A spade or hard cheese knife

“You need a sharp, wide blade to easily cut into a hard cheese,” he says. “This knife is great to use when cutting Asiago, Manchego, and Parmesan cheeses.”

A cheese wire

“A cheese wire is perfect for blue cheeses because it will not drag through or break off the fragile blue cheese,” Brazel says. “It will make nice little slices.”

Laguiole Spreaders

Additionally, when entertaining, Brazel recommends using Laguiole Spreaders with your cheese board.

Laguiole Spreaders, $35-$87 depending on quantity (was $60-$87) at williams-sonoma.com

Try these brands

“I am a fan of Wüsthof and Henckles cheese knives and they are readily available for at home cooks,” he says. “I also like the Boska Holland Cheese Knife Set Vienna.”

Wüsthof Classic Etched Cheese Knife, 5", $95 at surlatable.com

Always keep your knives sharp and clean

“The knives should be honed regularly at home and taken to a professional sharpener once a year,” Brazel says. “It is important that the knives remain very sharp to avoid tugging and pulling apart the cheese. You should always hand-wash your knives.”

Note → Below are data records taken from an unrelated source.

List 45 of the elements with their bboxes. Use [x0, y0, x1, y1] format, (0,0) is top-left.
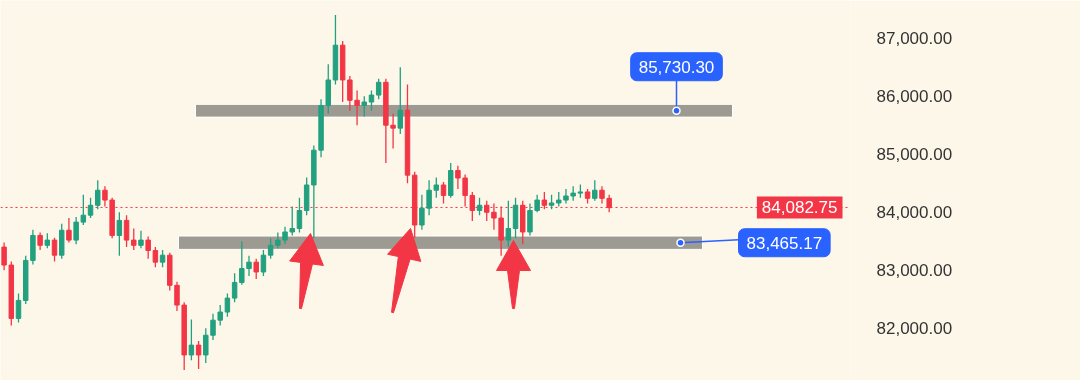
candlestick	[505, 200, 512, 248]
candlestick	[87, 197, 94, 219]
candlestick	[455, 165, 461, 190]
candlestick	[253, 258, 259, 280]
candlestick	[512, 197, 519, 240]
candlestick	[433, 176, 440, 199]
candlestick	[195, 340, 202, 370]
ref-line-label: 84,082.75	[761, 198, 838, 218]
candlestick	[131, 227, 137, 251]
y-tick-label: 86,000.00	[876, 87, 953, 107]
candlestick	[217, 304, 223, 327]
candlestick	[440, 181, 447, 205]
y-tick-label: 82,000.00	[876, 319, 953, 339]
candlestick	[73, 216, 79, 245]
candlestick	[188, 318, 195, 361]
candlestick	[289, 205, 295, 237]
candlestick	[390, 112, 396, 150]
candlestick	[260, 249, 267, 277]
candlestick	[361, 95, 367, 118]
y-tick-label: 84,000.00	[876, 203, 953, 223]
candlestick	[419, 194, 425, 231]
y-tick-label: 87,000.00	[876, 29, 953, 49]
band-label: 85,730.30	[638, 57, 715, 77]
candlestick	[296, 197, 303, 234]
candlestick	[375, 78, 382, 100]
candlestick	[145, 235, 151, 260]
candlestick	[563, 188, 569, 205]
candlestick	[15, 292, 22, 324]
candlestick	[102, 185, 108, 208]
candlestick	[224, 292, 231, 318]
candlestick	[397, 66, 404, 135]
candlestick	[368, 89, 375, 112]
candlestick	[231, 272, 238, 303]
candlestick	[426, 179, 432, 216]
candlestick	[123, 214, 130, 248]
candlestick	[51, 237, 58, 263]
candlestick	[592, 179, 598, 202]
candlestick	[95, 179, 101, 210]
candlestick	[80, 194, 87, 226]
candlestick	[116, 211, 123, 257]
band-label: 83,465.17	[746, 233, 823, 253]
y-tick-label: 85,000.00	[876, 145, 953, 165]
candlestick	[152, 246, 159, 269]
y-tick-label: 83,000.00	[876, 261, 953, 281]
candlestick	[66, 217, 72, 244]
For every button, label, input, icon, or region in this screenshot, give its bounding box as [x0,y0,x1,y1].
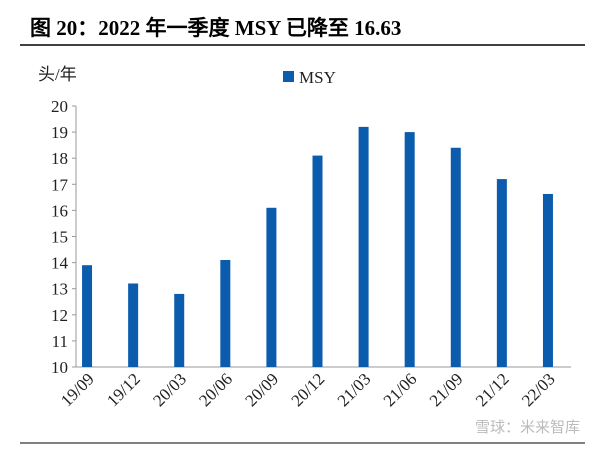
bar [128,283,139,367]
y-tick-label: 19 [51,123,68,142]
bar [496,179,507,367]
y-tick-label: 17 [51,175,69,194]
watermark: 雪球：米来智库 [475,418,580,436]
legend-swatch [283,71,294,82]
bar [174,293,185,367]
bar [542,193,553,367]
x-tick-label: 20/12 [288,369,329,410]
x-tick-label: 20/03 [149,369,190,410]
legend-label: MSY [299,68,336,87]
x-tick-label: 21/09 [426,369,467,410]
y-tick-label: 20 [51,97,68,116]
y-tick-label: 10 [51,358,68,377]
y-tick-label: 18 [51,149,68,168]
y-tick-label: 16 [51,201,68,220]
bar [82,265,93,367]
y-tick-label: 13 [51,280,68,299]
bar [220,259,231,367]
x-tick-label: 21/12 [472,369,513,410]
y-tick-label: 12 [51,306,68,325]
y-tick-label: 15 [51,228,68,247]
bar [358,126,369,367]
x-tick-label: 20/09 [241,369,282,410]
x-tick-label: 21/03 [334,369,375,410]
x-tick-label: 19/12 [103,369,144,410]
bar [266,207,277,367]
bar [450,147,461,367]
chart-title: 图 20：2022 年一季度 MSY 已降至 16.63 [30,16,401,40]
y-axis-label: 头/年 [38,65,77,84]
x-tick-label: 21/06 [380,369,421,410]
y-tick-label: 14 [51,254,69,273]
x-tick-label: 20/06 [195,369,236,410]
x-tick-label: 22/03 [518,369,559,410]
bar [404,132,415,367]
bar [312,155,323,367]
y-tick-label: 11 [52,332,68,351]
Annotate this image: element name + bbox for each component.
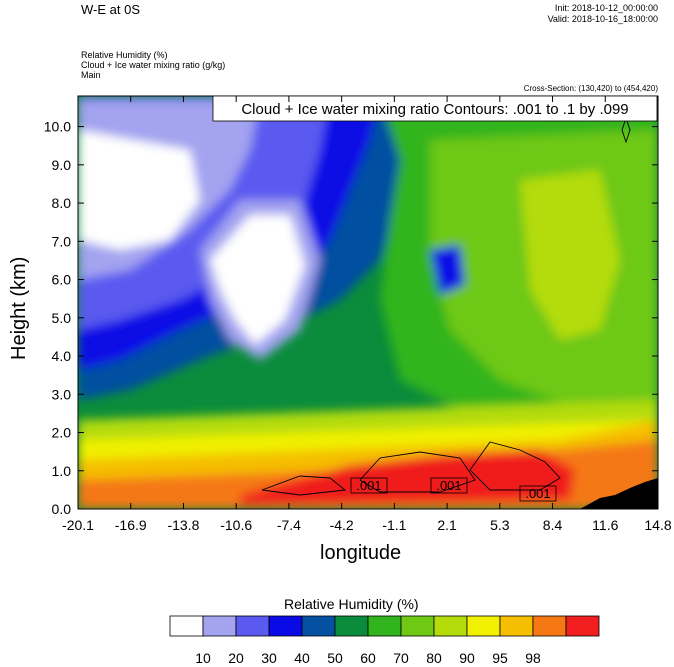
colorbar-label: 10 [195, 650, 211, 666]
colorbar-swatch [499, 615, 534, 637]
colorbar-swatch [367, 615, 402, 637]
contour-label-box [519, 485, 557, 502]
y-tick-label: 10.0 [44, 119, 71, 135]
y-tick-label: 7.0 [52, 233, 72, 249]
field-main: Main [81, 70, 101, 80]
contour-label: .001 [525, 486, 550, 501]
humidity-field [78, 96, 658, 509]
x-tick-label: 14.8 [644, 517, 671, 533]
cloud-contours [261, 116, 631, 496]
contour-labels: .001 .001 .001 [350, 477, 557, 502]
colorbar-label: 60 [360, 650, 376, 666]
colorbar-label: 40 [294, 650, 310, 666]
x-axis-label: longitude [320, 542, 402, 564]
colorbar-swatch [334, 615, 369, 637]
y-tick-label: 2.0 [52, 425, 72, 441]
x-tick-label: -16.9 [115, 517, 147, 533]
y-tick-label: 9.0 [52, 157, 72, 173]
contour-label-box [350, 477, 388, 494]
chart-title: W-E at 0S [81, 2, 141, 17]
x-axis: -20.1 -16.9 -13.8 -10.6 -7.4 -4.2 -1.1 2.1 5.3 8.… [62, 96, 672, 533]
valid-time: Valid: 2018-10-16_18:00:00 [547, 14, 658, 24]
colorbar: 10 20 30 40 50 60 70 80 90 95 98 [169, 615, 600, 666]
colorbar-label: 30 [261, 650, 277, 666]
contour-info-text: Cloud + Ice water mixing ratio Contours:… [241, 101, 628, 118]
x-tick-label: -4.2 [330, 517, 354, 533]
contour-label: .001 [436, 478, 461, 493]
colorbar-swatch [202, 615, 237, 637]
y-tick-label: 3.0 [52, 386, 72, 402]
colorbar-label: 98 [525, 650, 541, 666]
colorbar-label: 70 [393, 650, 409, 666]
field-rh: Relative Humidity (%) [81, 50, 168, 60]
colorbar-label: 50 [327, 650, 343, 666]
colorbar-label: 90 [459, 650, 475, 666]
cross-section-label: Cross-Section: (130,420) to (454,420) [523, 84, 658, 93]
colorbar-swatch [235, 615, 270, 637]
init-time: Init: 2018-10-12_00:00:00 [554, 3, 658, 13]
contour-label: .001 [356, 478, 381, 493]
y-tick-label: 4.0 [52, 348, 72, 364]
colorbar-label: 20 [228, 650, 244, 666]
colorbar-swatch [565, 615, 600, 637]
y-axis: 0.0 1.0 2.0 3.0 4.0 5.0 6.0 7.0 8.0 9.0 10.0 [44, 119, 658, 517]
colorbar-swatch [400, 615, 435, 637]
y-tick-label: 5.0 [52, 310, 72, 326]
colorbar-swatch [268, 615, 303, 637]
x-tick-label: 8.4 [543, 517, 563, 533]
y-tick-label: 0.0 [52, 501, 72, 517]
x-tick-label: -20.1 [62, 517, 94, 533]
x-tick-label: -10.6 [220, 517, 252, 533]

He also says to wipe the cheese knife with a damp cloth in between cuts if necessary, in order to make sure the knife stays clean.

Respect the shape of the cheese

“Don’t try to change the shape of the cheese by cutting it into cubes or quartering round discs,” he says.

Keep your slices small

“Many people slice cheese into large, thick pieces,” Brazel explains. “It is better to cut thin pieces and cut more if you need to. This is how cheese should be served."